Т. П.: Два пути я, как музыкант, могу охарактеризовать двумя эпитетами: “Публика и народ”. Это не мои определения. Им уже более 150 лет, и принадлежат они русскому философу, публицисту славянофилу К. С. Аксакову. Много лет я приезжала в Башкирию и участвовала в Аксаковских праздниках. В своей статье “Опыт синонимов: публика-народ” К. С. Аксаков очень точно заметил, сколь либералы “поспособствовали превращению нашего народа в публику. “Публика, — пишет он, — явление чисто западное и была заведена у нас вместе с разными нововведениями”. Как современно звучат сегодня эти слова! А либералы, как сказано в Энциклопедии Брокгауза и Эфрона, всегда противостоят ортодоксальности, всегда стремятся “к свободе от стеснений, налагаемых церковью, традицией”. Тогда это была та привилегированная часть народа, которая отказалась не только от национальной одежды, но и от родного языка, от самой исконной русской жизни. Да и сегодня эта “публика” выписывает с Запада всякие материальные и духовные наряды, платя за это потерей родства с народом, с истиною мысли. Можно сказать, что публика — это пародия, искажение идеи народа. В культуре “публика”, воспринимая чужое, подражает ему, и потому сама становится чужой и несамостоятельной. Тупиковый путь!
Народ же не подражает, он самостоятелен, а по русскому разумению, если примет чужое, то усвоит, переработает, преобразит и сделает своим.

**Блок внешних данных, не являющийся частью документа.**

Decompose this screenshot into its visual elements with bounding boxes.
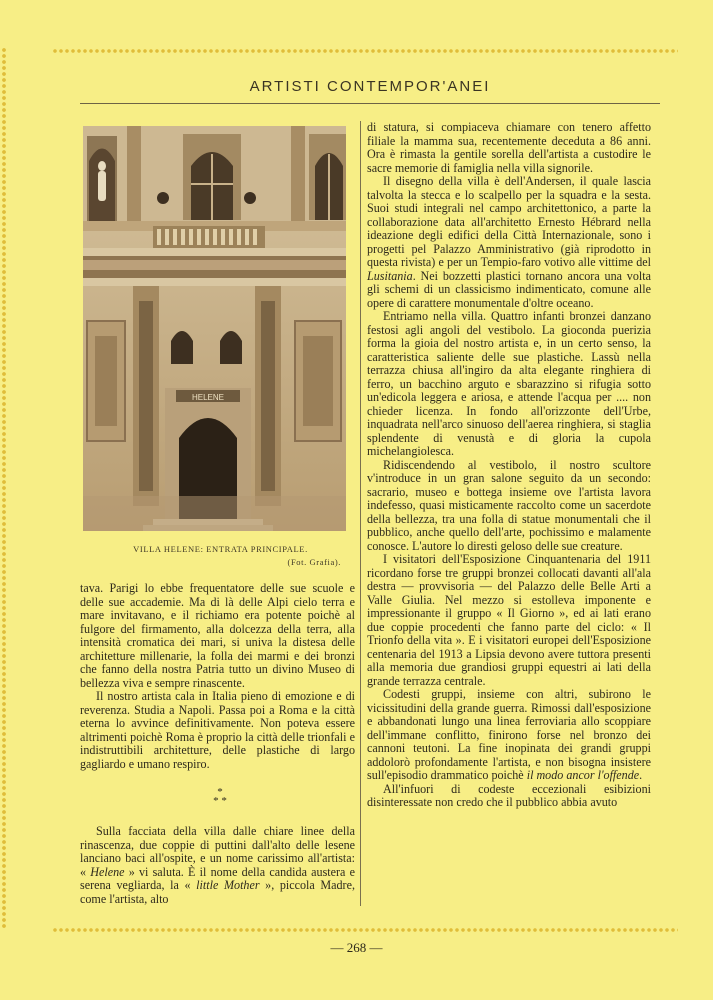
left-paragraph-2: Il nostro artista cala in Italia pieno di emozione e di reverenza. Studia a Napoli. Passa poi a Roma e la città eterna lo avvince definitivamente. Non poteva essere altrimenti poichè Roma è proprio la città delle trionfali e indistruttibili architetture, delle plastiche di largo gagliardo e umano respiro.	[80, 689, 355, 771]
right-paragraph-4: Ridiscendendo al vestibolo, il nostro scultore v'introduce in un gran salone seguito da un secondo: sacrario, museo e bottega insieme ove l'artista lavora indefesso, quasi misticamente raccolto come un sacerdote della bellezza, tra una folla di statue monumentali che il pubblico, anche quello dell'arte, pochissimo e malamente conosce. L'autore lo diresti geloso delle sue creature.	[367, 457, 651, 553]
left-paragraph-3-end: », piccola Madre, come l'artista, alto	[80, 878, 355, 906]
column-divider	[360, 121, 361, 906]
right-paragraph-6	[367, 688, 651, 783]
right-paragraph-3: Entriamo nella villa. Quattro infanti bronzei danzano festosi agli angoli del vestibolo. La gioconda puerizia forma la gioia del nostro artista e, in un certo senso, la caratteristica saliente delle sue plastiche. Lassù nella terrazza chiusa all'ingiro da alta elegante ringhiera di ferro, un bacchino arguto e sbarazzino si rifugia sotto un'edicola leggera e ariosa, e attende l'acqua per .... non chieder licenza. In fondo all'orizzonte dell'Urbe, inquadrata nell'arco sinuoso dell'aerea ringhiera, si staglia splendente di venustà e di gloria la cupola michelangiolesca.	[367, 309, 651, 458]
right-paragraph-6-end: .	[639, 768, 643, 782]
page-border-top	[52, 47, 678, 55]
page-border-bottom	[52, 926, 678, 934]
right-paragraph-2	[367, 175, 651, 310]
right-paragraph-5: I visitatori dell'Esposizione Cinquantenaria del 1911 ricordano forse tre gruppi bronzei collocati davanti all'ala destra — provvisoria — del Palazzo delle Belle Arti a Valle Giulia. Nel mezzo si estolleva imponente e impressionante il gruppo « Il Giorno », ed ai lati erano due coppie procedenti che fanno parte del ciclo: « Il Trionfo della vita ». E i visitatori europei dell'Esposizione centenaria del 1913 a Lipsia devono avere tuttora presenti alla memoria due grandiosi gruppi equestri ai lati della grande terrazza centrale.	[367, 552, 651, 688]
left-paragraph-1: tava. Parigi lo ebbe frequentatore delle sue scuole e delle sue accademie. Ma di là delle Alpi cielo terra e mare invitavano, e il richiamo era potente poichè al fulgore del firmamento, alla dolcezza della terra, alla intensità cromatica dei mari, si univa la distesa delle architetture millenarie, la folla dei marmi e dei bronzi che fanno della nostra Patria tutto un divino Museo di bellezza viva e sempre rinascente.	[80, 581, 355, 690]
page-number: — 268 —	[330, 940, 383, 955]
little-mother-italic: little Mother	[196, 878, 260, 892]
right-column	[367, 121, 651, 810]
villa-photo	[83, 126, 346, 531]
header-rule	[80, 103, 660, 104]
left-paragraph-3-mid: » vi saluta. È il nome della candida austera e serena vegliarda, la «	[80, 864, 355, 892]
photo-caption	[80, 543, 355, 569]
left-column	[80, 582, 355, 771]
right-paragraph-2-end: . Nei bozzetti plastici tornano ancora una volta gli schemi di un classicismo indimenticato, comune alle opere di carattere monumentale d'oltre oceano.	[367, 268, 651, 310]
modo-ancor-italic: il modo ancor l'offende	[526, 768, 640, 782]
page-border-right	[0, 47, 8, 930]
section-asterism	[200, 788, 240, 806]
right-paragraph-1: di statura, si compiaceva chiamare con tenero affetto filiale la mamma sua, recentemente deceduta a 86 anni. Ora è rimasta la gentile sorella dell'artista a custodire le sacre memorie di famiglia nella villa signorile.	[367, 120, 651, 175]
right-paragraph-2-start: Il disegno della villa è dell'Andersen, il quale lascia talvolta la stecca e lo scalpello per la squadra e la sesta. Suoi studi integrali nel campo architettonico, a parte la collaborazione data all'architetto Ernesto Hébrard nella ideazione degli edifici della Città Internazionale, sono i progetti pel Palazzo Amministrativo (già riprodotto in questa rivista) e per un Tempio-faro votivo alle vittime del	[367, 174, 651, 269]
left-paragraph-3	[80, 825, 355, 906]
left-column-lower	[80, 825, 355, 906]
running-header: ARTISTI CONTEMPOR'ANEI	[249, 78, 491, 95]
left-paragraph-3-start: Sulla facciata della villa dalle chiare linee della rinascenza, due coppie di puttini dall'alto delle lesene lanciano baci all'ospite, e un nome carissimo all'artista: «	[80, 824, 355, 879]
helene-italic: Helene	[90, 864, 125, 879]
caption-title: VILLA HELENE: ENTRATA PRINCIPALE.	[133, 544, 308, 554]
right-paragraph-7: All'infuori di codeste eccezionali esibizioni disinteressate non credo che il pubblico abbia avuto	[367, 781, 651, 809]
asterism-bottom: * *	[213, 795, 227, 807]
lusitania-italic: Lusitania	[367, 268, 413, 283]
caption-credit: (Fot. Grafia).	[287, 557, 341, 567]
door-sign-text: HELENE	[191, 393, 225, 402]
villa-facade-illustration	[83, 126, 346, 531]
asterism-top: *	[217, 786, 223, 798]
right-paragraph-6-start: Codesti gruppi, insieme con altri, subirono le vicissitudini della grande guerra. Rimossi dall'esposizione e abbandonati lungo una linea ferroviaria allo scoppiare dell'immane conflitto, finirono forse nel bronzo dei cannoni teutoni. La fine inopinata dei grandi gruppi addolorò profondamente l'artista, e non bisogna insistere sull'episodio drammatico poichè	[367, 687, 651, 782]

В то время, как у публики своё обращается в чужое, у народа же чужое обращается в своё. Перефразируя К. С. Аксакова, можно сказать: публика — на брифинг, народ — ко всенощной. Публика танцует, народ молится. Сосредоточие публики — ток-шоу, сосредоточие народа — храм. Публика выписывает из-за моря мысли, чувства, рок и поп. Народ черпает из родного источника. Публика говорит по-английски, народ — по-русски. Публика спит, народ работает. Публика свысока смотрит на народ, народ прощает публике. Публика преходяща, народ вечен. При этом, как заметил тот же Аксаков: “Публика у нас почтеннейшая, а народ у нас православный”. России XXI века предстоит быть верующей и мыслящей. Нашим предкам удалось построить дом, в который другие народы входили, не утрачивая своей самобытности. Таких межнациональных отношений нет и не было нигде и ни у кого. Мы соборная нация. Если ты один — ты беден, если ты часть целого — ты богат. Нам есть что наследовать, наш язык мощен, прекрасен и един на огромном пространстве, наши песни и наши хоры — это соборная сила, нравственный свод культуры. Потому я верю в наш народ и в нашу культуру, которая даже в тяжелейшие времена не отрекалась от своих национальных корней. Отсюда и её вечность, и её величие.